È difficile stabilire quanto inquina un inceneritore, i dati disponibili sono un po' discordanti. Tuttavia, ad Acerra i "livelli di guardia" nell'emissione di pm 10 (le cosiddette polveri sottili) sono stati superati molteplici volte, nel corso degli anni. Con grave danno per la salute dei cittadini. E, indipendentemente dai livelli di emissione, che pure sono fondamentali, è importante ribadire che incenerire i rifiuti significa produrre gas e ceneri, che, a volte, hanno dimensioni milioni di volte più piccole del polline. È intuitivo che, se il polline è in grado di "viaggiare" per chilometri, anche queste particelle, infinitamente più leggere, possono "viaggiare". Tutto ciò ci impedisce di immaginare la  ricaduta sul territorio. Quindi, è imprevedibile il danno alla salute che queste polveri sottili possono causare.


In Italia la rete di sorveglianza sanitaria funziona?

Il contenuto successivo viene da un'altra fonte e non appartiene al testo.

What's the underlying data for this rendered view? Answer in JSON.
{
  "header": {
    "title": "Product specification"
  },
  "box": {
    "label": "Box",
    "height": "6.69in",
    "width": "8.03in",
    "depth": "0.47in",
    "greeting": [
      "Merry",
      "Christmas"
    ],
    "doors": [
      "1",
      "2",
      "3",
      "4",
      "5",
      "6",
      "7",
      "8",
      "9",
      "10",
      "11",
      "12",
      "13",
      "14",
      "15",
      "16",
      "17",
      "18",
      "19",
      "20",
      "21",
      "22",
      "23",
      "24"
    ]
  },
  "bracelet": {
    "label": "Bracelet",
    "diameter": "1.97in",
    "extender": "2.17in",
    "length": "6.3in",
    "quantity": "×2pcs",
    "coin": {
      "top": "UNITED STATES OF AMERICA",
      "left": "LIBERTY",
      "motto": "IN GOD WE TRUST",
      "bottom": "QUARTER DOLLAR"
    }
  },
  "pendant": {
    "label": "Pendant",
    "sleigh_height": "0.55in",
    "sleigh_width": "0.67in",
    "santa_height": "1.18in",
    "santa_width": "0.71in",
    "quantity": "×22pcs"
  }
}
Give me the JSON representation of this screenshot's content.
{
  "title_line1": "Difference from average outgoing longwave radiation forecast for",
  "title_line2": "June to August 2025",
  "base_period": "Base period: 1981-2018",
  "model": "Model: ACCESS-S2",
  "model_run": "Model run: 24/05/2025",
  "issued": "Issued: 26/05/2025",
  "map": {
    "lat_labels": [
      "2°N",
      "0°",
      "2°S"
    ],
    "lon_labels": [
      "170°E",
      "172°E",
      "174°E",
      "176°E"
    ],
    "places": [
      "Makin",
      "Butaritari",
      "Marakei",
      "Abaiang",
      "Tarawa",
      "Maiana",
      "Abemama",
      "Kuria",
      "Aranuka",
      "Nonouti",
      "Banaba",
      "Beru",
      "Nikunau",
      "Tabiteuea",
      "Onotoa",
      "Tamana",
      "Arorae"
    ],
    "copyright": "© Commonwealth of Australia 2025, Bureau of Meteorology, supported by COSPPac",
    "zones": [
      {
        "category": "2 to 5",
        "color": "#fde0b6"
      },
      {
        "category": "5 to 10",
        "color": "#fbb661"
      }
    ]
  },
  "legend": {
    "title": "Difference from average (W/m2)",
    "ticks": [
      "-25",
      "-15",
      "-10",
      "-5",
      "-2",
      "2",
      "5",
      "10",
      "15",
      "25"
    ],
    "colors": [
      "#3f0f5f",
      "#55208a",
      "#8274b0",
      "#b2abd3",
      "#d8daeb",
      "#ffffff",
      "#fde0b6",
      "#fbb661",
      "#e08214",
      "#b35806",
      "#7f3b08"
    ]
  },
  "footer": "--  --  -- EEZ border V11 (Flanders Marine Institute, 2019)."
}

La rete di sorveglianza sanitaria si basa sulla compilazione di apposite schede, da parte dei medici di medicina generale, per la “denuncia obbligatoria” di talune malattie. Un compito non sempre ottemperato con zelo. Quanto alle diagnosi di cancro, all'Istituto superiore di sanità confluiscono i dati raccolti attraverso registri tumori accreditati, tuttavia non ancora operativi in tutte le regioni. E gli allarmi lanciati spesso restano inascoltati. Uno studio epidemiologico che ho seguito in prima persona, tre anni fa pubblicato sul "Journal of  Experimental Cinical Cancer Research", ha consentito di mostrare queste falle nel sistema. Dall'esame delle schede di dimissioni ospedaliere, riviste in modo sistematico in Campania, è emerso che, tra il 2002 e il 2005, il numero di tumori alla mammella è stato superiore a quello riportato dagli organi ufficiali. Oltre 40mila i casi non censiti, statistiche sottostimate del 26,5 per cento, soprattutto nella fascia d'età tra i 25 e i 44 anni.

Altri studi sono in corso?
Come gruppo di ricerca, il nuovo lavoro realizzato sull'incidenza del cancro in Italia perfeziona la metodologia del precedente studio ed estende il periodo di osservazione fino al 2008. I risultati scientifici confermano che l'aumento più significativo del numero di interventi, per i tumori al seno, si è avuto tra i 25 e i 39 anni e tra i 40 e 44 anni, cioè in età pre-screening.